I think I was thoroughly traumatized as a youngster about the flag. In grade school, they made a big deal about saying the Pledge Of Allegiance while raising the flag outside every morning. Kids took turns helping to unfold the flag, get it on the flagpole, and get it to the proper height. Oh, how I hated this task. I remember a teacher screaming her lungs out at some kid who let a corner of the flag drop in the springtime mud of the schoolyard. “PICK THAT UP! YOU LET IT TOUCH THE GROUND!” The poor boy turned white, then gray, then greenish and nearly jumped out of his Red Ball Jets. I was just really glad it wasn’t me. Stand at attention, hand over your heart, or else! I thought, what’s the deal, it’s a piece of fabric, you can’t throw it out when it gets old, you have to bury or burn it in some ceremony? Like it’s people? U.S. Flag Code says the flag should be treated as “a living thing.” Now really, try and say that to a kid and their eyes will get really big, and then narrow. It’s.A.Flag.

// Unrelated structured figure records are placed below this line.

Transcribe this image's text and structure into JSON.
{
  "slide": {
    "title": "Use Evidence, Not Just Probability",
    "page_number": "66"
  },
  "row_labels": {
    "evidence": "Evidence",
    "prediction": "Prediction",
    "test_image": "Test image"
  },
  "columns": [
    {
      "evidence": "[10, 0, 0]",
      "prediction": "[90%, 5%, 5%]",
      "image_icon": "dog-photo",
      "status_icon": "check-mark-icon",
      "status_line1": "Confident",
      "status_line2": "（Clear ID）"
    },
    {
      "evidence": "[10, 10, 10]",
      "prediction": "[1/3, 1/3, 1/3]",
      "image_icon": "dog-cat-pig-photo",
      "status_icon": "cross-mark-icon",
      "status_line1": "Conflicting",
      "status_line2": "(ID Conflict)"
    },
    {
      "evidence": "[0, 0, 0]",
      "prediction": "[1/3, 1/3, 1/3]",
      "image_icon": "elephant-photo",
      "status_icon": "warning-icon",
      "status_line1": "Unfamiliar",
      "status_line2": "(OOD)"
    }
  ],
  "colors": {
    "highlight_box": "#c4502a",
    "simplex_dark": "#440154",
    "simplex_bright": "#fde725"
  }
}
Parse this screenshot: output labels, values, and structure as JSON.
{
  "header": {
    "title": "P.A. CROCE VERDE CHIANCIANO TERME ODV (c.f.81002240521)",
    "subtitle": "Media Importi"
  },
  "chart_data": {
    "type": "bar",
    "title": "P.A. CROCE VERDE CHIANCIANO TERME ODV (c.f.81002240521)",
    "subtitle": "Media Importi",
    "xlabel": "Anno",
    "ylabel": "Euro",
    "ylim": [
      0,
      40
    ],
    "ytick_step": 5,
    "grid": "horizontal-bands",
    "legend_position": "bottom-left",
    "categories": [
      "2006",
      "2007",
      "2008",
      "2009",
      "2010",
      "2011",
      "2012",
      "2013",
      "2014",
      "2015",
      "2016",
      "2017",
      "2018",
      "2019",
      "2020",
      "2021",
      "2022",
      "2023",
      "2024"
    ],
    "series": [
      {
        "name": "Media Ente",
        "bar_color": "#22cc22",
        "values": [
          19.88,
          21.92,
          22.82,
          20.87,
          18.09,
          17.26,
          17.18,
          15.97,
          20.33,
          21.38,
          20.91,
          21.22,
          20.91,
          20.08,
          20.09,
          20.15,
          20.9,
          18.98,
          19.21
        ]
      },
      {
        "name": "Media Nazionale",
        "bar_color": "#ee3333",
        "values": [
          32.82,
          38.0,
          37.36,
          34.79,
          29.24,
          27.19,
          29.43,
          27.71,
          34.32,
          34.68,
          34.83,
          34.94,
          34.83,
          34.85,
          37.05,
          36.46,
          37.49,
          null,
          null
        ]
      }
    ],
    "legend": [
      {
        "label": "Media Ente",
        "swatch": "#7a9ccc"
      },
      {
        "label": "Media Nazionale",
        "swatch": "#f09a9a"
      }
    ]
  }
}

Now I get that the flag is a symbol for many people, especially those unfortunate souls that had to live through being in a war or two or three. It stands for America and all that sort of freedom we enjoy here. It was probably a really super great thing to see after you’d been held in a Japanese POW camp for years, although I would think a nice busty American woman with a pretty smile would be even greater. And food that was not rancid rice. A woman and fresh food, those are good things to fight for. So, yes, I get what people think about the flag. But I look at it and know that it is a piece of nylon fabric, stitched together in some flag factory in China. The world won’t stop if it falls to the floor, is made into a snappy Mod-style jacket, or even if that dumb little dog pees on it.
I don’t think much of symbols that someone has assigned extra power to. I would rather spend some time thinking about a few of the individuals who, whether they volunteered or were conscripted into service, had to leave Here and go There. I would rather not say the Pledge of Allegiance to anything; I would rather say thanks to a man or woman who tried to deal with the games of the sick-minded and power-mad, probably saw things no one should ever see, and had to come back Here and make some sense of it. My take on being an American is that I can question Symbols and Pledges and Rules if I like, respect that some people have powerful attachments to Symbols and Pledges and Rules, and feel totally free to tell someone to get their peeing dog the hell off my yard.